Насажу я на крючок рубль двадцать восемь.
Очень хочется поймать "Золотую осень".
Я сижу на краю скамейки. Достаю из кармана мелочь, она звенит в пальцах, как последние ноты какой-то давно забытой песни.
— На что ловишь? — спросит меня какая-нибудь неприкаянная душа, проплывающая мимо по осенней аллее.
— На всё, — отвечу я туманно и сплюну в сторону пожухлой липы. — На отчаяние. На тоску по несбывшемуся. Но наживка — вот. Рубль двадцать восемь. Сумма, знаете ли, экзистенциальная. Как раз хватает на бутылку плодово-ягодной «Золотой осени». В этом есть чистота.
Забрасываю. Леска летит сквозь морось, прошивая её, как игла скорбящую ткань реальности.

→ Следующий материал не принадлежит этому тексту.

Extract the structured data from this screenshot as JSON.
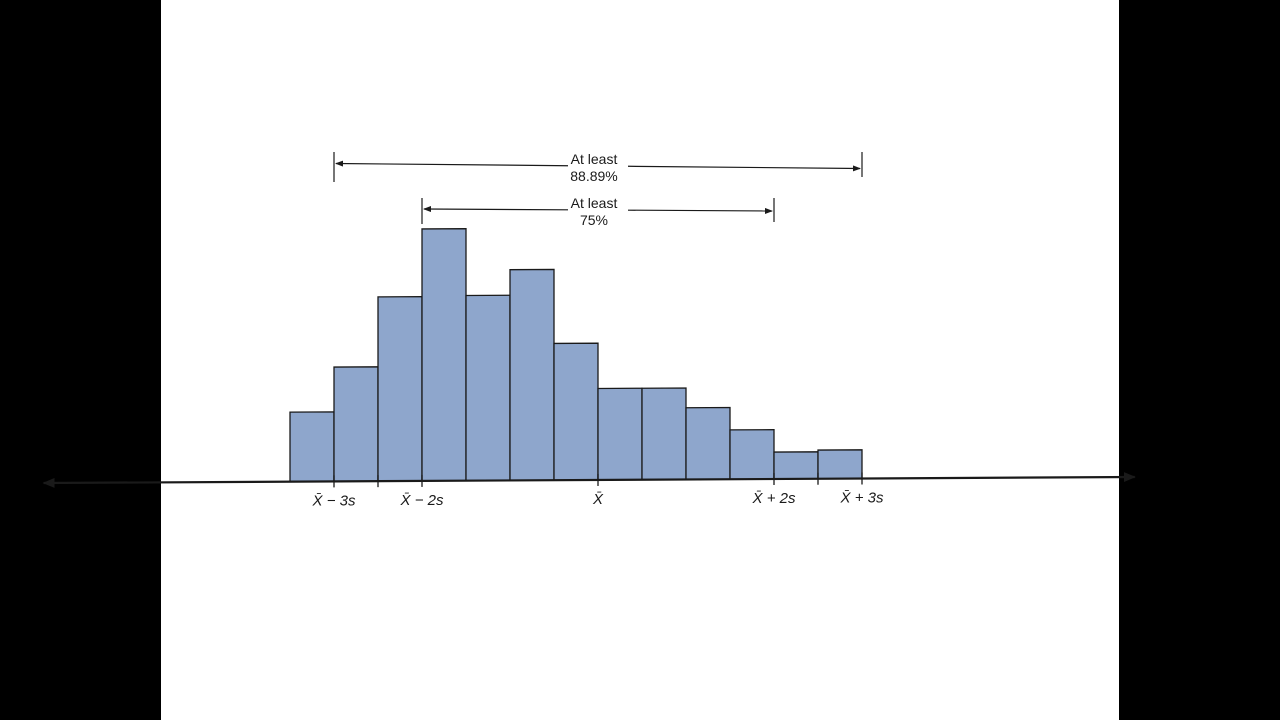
{
  "colors": {
    "bar_fill": "#8ea6cc",
    "bar_stroke": "#1a1a1a",
    "frame": "#000000",
    "slide_bg": "#ffffff"
  },
  "chart_data": {
    "type": "bar",
    "values": [
      15.5,
      25.5,
      41.1,
      56.2,
      41.3,
      47.0,
      30.5,
      20.4,
      20.4,
      16.0,
      11.0,
      6.0,
      6.4
    ],
    "bin_edges_in_s": [
      -3.5,
      -3.0,
      -2.5,
      -2.0,
      -1.5,
      -1.0,
      -0.5,
      0.0,
      0.5,
      1.0,
      1.5,
      2.0,
      2.5,
      3.0
    ],
    "xlim_in_s": [
      -6.3,
      6.1
    ],
    "ylim": [
      0,
      60
    ],
    "ticks_in_s": [
      -3,
      -2.5,
      -2,
      0,
      2,
      2.5,
      3
    ],
    "tick_labels": [
      {
        "s": -3,
        "text": "X̄ − 3s"
      },
      {
        "s": -2,
        "text": "X̄ − 2s"
      },
      {
        "s": 0,
        "text": "X̄"
      },
      {
        "s": 2,
        "text": "X̄ + 2s"
      },
      {
        "s": 3,
        "text": "X̄ + 3s"
      }
    ],
    "annotations": [
      {
        "from_s": -3,
        "to_s": 3,
        "line1": "At least",
        "line2": "88.89%"
      },
      {
        "from_s": -2,
        "to_s": 2,
        "line1": "At least",
        "line2": "75%"
      }
    ],
    "title": "",
    "xlabel": "",
    "ylabel": "",
    "grid": false,
    "legend": "none"
  }
}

Поплавок замирает в свинцовой луже у подножия скамейки. И начинается бдение.
Тишина должна быть абсолютной. Как в тамбуре последней электрички Москва — Нара, когда ты уже выпил всё, включая одеколон соседа, и теперь ведёшь неспешную беседу с Абсолютом. Нельзя шуметь. Нельзя думать о зарплате или о том, что кран на кухне опять течёт. Нужно очистить разум до состояния этого самого рубля двадцати восьми копеек — не пустоты, а полноты отсутствия.
И тогда она клюнет.
Сначала поплавок дрогнет неуверенно. Это не рыба. Рыба так не умеет. Он качнётся раз, другой, а потом медленно, с невыразимой печалью, пойдёт в сторону, под воду, но не утонет. Он будет растворяться в ней, как сахарин в остывшем вокзальном чае.

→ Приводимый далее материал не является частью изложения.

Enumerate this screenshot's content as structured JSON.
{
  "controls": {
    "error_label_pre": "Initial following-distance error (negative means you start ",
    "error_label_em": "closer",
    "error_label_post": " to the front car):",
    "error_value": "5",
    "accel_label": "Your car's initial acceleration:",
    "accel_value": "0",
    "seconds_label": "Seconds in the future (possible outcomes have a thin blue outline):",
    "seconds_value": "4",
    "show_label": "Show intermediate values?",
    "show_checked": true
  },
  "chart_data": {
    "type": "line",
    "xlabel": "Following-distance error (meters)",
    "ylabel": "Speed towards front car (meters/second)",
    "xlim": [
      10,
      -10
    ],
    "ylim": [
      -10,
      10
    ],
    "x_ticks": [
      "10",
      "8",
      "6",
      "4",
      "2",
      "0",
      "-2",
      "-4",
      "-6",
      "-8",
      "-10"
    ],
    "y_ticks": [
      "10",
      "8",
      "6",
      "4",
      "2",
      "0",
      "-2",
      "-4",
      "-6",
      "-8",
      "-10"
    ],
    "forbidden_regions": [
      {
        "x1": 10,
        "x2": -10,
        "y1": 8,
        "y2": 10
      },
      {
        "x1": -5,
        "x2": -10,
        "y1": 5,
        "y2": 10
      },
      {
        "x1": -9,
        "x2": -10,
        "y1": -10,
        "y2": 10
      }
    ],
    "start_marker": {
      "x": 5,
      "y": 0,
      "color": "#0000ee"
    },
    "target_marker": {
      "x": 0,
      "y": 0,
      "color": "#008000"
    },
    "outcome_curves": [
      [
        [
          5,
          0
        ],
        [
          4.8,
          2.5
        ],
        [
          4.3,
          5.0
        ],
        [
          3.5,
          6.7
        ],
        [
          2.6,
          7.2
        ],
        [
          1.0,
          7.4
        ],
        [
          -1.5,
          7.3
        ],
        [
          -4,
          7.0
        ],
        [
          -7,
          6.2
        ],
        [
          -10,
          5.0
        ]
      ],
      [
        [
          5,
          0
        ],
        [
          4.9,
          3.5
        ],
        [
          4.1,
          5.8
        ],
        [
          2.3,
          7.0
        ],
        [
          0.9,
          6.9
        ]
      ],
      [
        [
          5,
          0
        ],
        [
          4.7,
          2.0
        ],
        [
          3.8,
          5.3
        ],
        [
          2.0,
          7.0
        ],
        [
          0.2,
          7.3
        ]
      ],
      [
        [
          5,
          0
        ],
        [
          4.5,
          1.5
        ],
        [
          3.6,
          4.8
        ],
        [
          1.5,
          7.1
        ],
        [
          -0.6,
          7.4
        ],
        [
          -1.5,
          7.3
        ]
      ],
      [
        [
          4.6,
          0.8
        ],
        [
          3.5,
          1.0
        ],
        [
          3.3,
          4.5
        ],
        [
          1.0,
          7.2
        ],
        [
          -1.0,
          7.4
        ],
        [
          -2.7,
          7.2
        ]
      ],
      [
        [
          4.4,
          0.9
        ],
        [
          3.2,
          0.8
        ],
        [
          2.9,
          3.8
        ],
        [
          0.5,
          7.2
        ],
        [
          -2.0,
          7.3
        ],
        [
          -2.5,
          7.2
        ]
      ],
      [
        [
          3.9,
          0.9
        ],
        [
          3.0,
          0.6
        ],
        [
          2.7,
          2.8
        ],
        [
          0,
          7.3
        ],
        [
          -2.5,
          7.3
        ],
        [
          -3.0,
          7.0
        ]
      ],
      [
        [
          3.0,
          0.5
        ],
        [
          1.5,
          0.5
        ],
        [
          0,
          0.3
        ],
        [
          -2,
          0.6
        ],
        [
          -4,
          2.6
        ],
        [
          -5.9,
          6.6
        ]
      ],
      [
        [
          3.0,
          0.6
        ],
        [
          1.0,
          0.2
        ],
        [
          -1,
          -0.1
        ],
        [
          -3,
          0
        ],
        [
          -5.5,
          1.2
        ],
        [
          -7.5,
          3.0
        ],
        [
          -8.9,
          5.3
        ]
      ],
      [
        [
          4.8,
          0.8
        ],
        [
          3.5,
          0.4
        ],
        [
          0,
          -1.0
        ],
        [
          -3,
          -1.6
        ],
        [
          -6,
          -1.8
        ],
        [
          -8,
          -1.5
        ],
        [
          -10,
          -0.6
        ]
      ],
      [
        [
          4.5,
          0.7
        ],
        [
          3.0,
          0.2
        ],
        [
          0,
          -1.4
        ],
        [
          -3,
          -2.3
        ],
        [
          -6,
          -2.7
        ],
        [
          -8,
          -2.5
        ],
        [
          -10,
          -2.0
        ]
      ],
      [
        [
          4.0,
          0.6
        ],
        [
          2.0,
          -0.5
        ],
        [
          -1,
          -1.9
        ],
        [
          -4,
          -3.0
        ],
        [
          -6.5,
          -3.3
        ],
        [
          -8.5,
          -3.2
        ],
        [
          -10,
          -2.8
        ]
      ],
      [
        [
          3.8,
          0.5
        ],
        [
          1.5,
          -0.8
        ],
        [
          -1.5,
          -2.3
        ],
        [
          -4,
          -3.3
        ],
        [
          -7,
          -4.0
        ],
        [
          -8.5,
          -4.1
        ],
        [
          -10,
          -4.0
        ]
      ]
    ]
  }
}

Подсекать нужно не рукой. Душой.
И я тяну. Тяну из этой лужи, из этого ноябрьского неба, из глухого равнодушия мироздания нечто тяжёлое, трепещущее, пахнущее мокрой землёй, грибами и прощанием. Оно идёт туго, сопротивляется, цепляется корнями за дно.
И вот она ложится к моим ногам. Золотая осень. Не та, пошлая, с кистей Левитана. Нет. Моя осень — огромная, бескрайняя, сотканная из чистого, звенящего золота увядания. От неё исходит такой свет и такая пронзительная грусть, что хочется немедленно выпить, но нечего, и закурить, но отсырело. Она смотрит на меня глазами всех ушедших женщин и непрочитанных книг.
Я сажусь рядом с ней прямо в грязь. Глажу её по золотому боку. Она тихо шелестит мне багряными плавниками где-то между Таганкой и Киевской.
— Ну вот, — говорю я ей. — Поймал. Теперь мы с тобой будем здесь сидеть вечно. До самой зимы. Я и ты. У меня даже есть рубль двадцать восемь. Купим на них... купим на них бесконечность. Одну на двоих.
А вокруг ходят люди, спешат по своим дурацким делам, наступают на край моей золотой осени грязными ботинками, и никто, ни одна живая душа не понимает, какое чудо лежит у моих ног. И только старый ворон на ветке каркает хриплым голосом ангела-хранителя: «Дур-рак! Дур-рак!» Но он ошибается. Просто ему никогда не доводилось насаживать на крючок такую точную сумму тихого безумия.